Зачем он говорил все это? Пытался переубедить. Тщетно, смешно, к чему спорить? Все равно каждый останется при своем. А душу обнажать только перед родными людьми стоит. Владимир почувствовал раздражение. Ему умирающие в госпиталях товарищи в сотни раз дороже этой замаскированной дряни.
– Ты делаешь из меня какого-то монстра. Я больше не желаю это слушать. Дело твое, как ты относишься ко мне. Катись к черту, – сказала Влада с видимым спокойствием, хотя внутри ее мысли кипели и метались. Впервые на нее отваживались нападать так явно, да еще после того, что она позволила… Эмоции, которые она пыталась собрать воедино, оказались расколоты.
– Да-да, дорогая, ты, верно, думаешь, я оказался недостойным твоей благосклонности. Ты всегда говоришь такие правильные, такие верные и стойкие, честные слова… – устало уже проговорил он, все больше огорошивая ее и заставляя негодовать. – И я даже в чем-то по-прежнему соглашаюсь с тобой. Но в последнее время не могу отделаться от мысли, что ты невероятно бесишь меня своей крепостью, неспособностью перешагнуть через принципы, за которыми тебе удобно прятаться, осуждая всех и вся и думая, какая ты прекрасная и сильная по сравнению с этими порочными людьми. Где-то очень глубоко в душе, так глубоко, что ты сама не понимаешь, тебе нравится это чувство, как и всем людям, обличающим несовершенства других. Чувство, что ты несоизмеримо лучше. А выплескивается оно лишь в этом снисходительно-ироничном отношении к падшим, таком стойко-моральном, без всякого злорадства… Таких, как ты, действительно стоит бояться. Ты будешь стоять над умирающим, и, вместо того чтобы помочь, начнешь морализаторствовать и припоминать, что и когда он сделал не так. А на войну ты пошла и людей лечила, потому что это был твой долг, а с ним не поспоришь. Даже несмотря на всю свою развитость и правоту ты дрянь. Я больше не желаю ни слышать, ни видеть тебя. Никогда. Я бегу от тебя, как от проказы с силой, пропорциональной той, с которой прежде тянулся к тебе. Ты, избалованная и изнеженная, что немыслимо в наше время, где люди должны объединяться хоть не для социализма, так оттого, что все бедны, не смеешь, не имеешь права высказывать свои критические суждения о тех, кому в жизни повезло меньше тебя. Не имея ни твоих возможностей, ни воспитания. А ты так убежденно с видом знатока толкуешь об этом, не позволяя себе ни минуты на жалость или даже задумчивость, что мне противно слушать тебя. Слишком глубоко в душе ты считаешь других хуже и недостойнее тебя. Ты не сильная, а ограниченная. Сила не в том, чтобы с непроницаемым видом осудить людей в их проблемах. Только себя ты, видимо, ко всем не относишь и винить не будешь, случись у тебя что непредвиденное. Ах да, ведь ты не любишь копаться в себе.

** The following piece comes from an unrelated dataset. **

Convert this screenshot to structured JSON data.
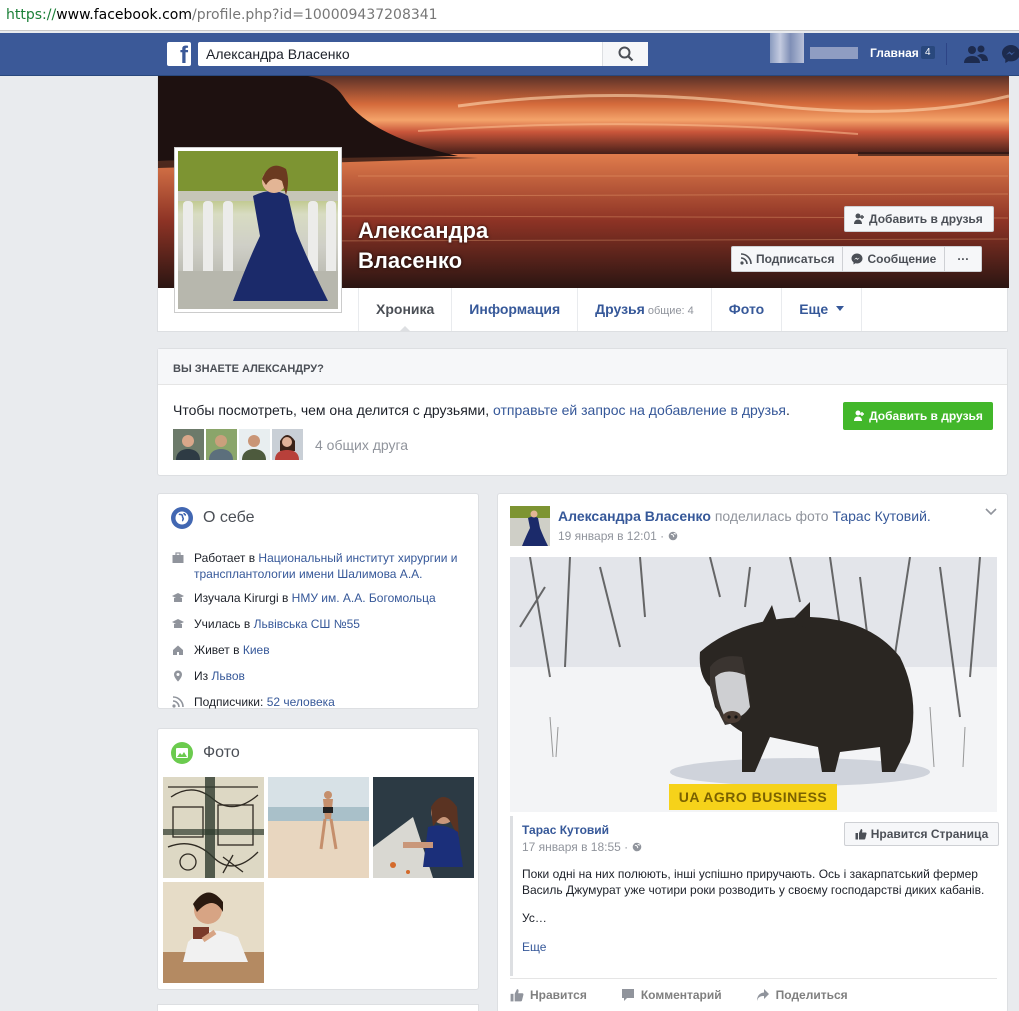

Влада стояла как громом пораженная. Она не любила говорить много о других, поэтому просто не могла сформулировать такой же поток в ответ и ударить тем же. Весь ее устаканившийся мир летел к чертям, подгоняемый ртом этого взъерошенного мужчины безумного вида. «Я ведь не плохой человек, то он мелет?» Негодование ее было так велико, что она даже не бросила напоследок испепеляющее словцо, а просто ушла. Он еще пожалеет! Говорить такое… Он сгнил изнутри, как она не заметила раньше? Пропащий… А что она натворила, как ранила свою гордость! Влада готова была схватиться за голову, но Владимир бы увидел. Мысли и пульс обоих бушевали.
Распутная, раскрепощенная, почти скандальная, слегка насильственная сцена предшествовала этому, и Владе стало больно. С отчаянием она схватилась за последний в войне источник блаженства. Чувства обострились, образ мыслей преломился. Она не полюбила его за это время, подпираясь прошлым, не оценила человека, который никогда не выходил на передний план, но была как-то по-особенному благодарна ему. Хотела осчастливить их последние, в этом она не сомневалась, дни. И вот чем он отплатил ей! Его ликование, ощущение победы, животная похоть, столько лет тлеющая по отношению к этой удивительной и одновременно отталкивающей девушке, пролились наружу, а она лишь смотрела будто со стороны и не могла остановить его, да и не хотела. Причиняя боль, граничащую с исступленным наслаждением, он словно играл ей, и примерка на себя роли жертвы была Владе непривычна и неприятна. Ведь такой была мать, а она не хотела повторения ее судьбы, попутно ополчаясь против слабых, а то и просто добрых людей.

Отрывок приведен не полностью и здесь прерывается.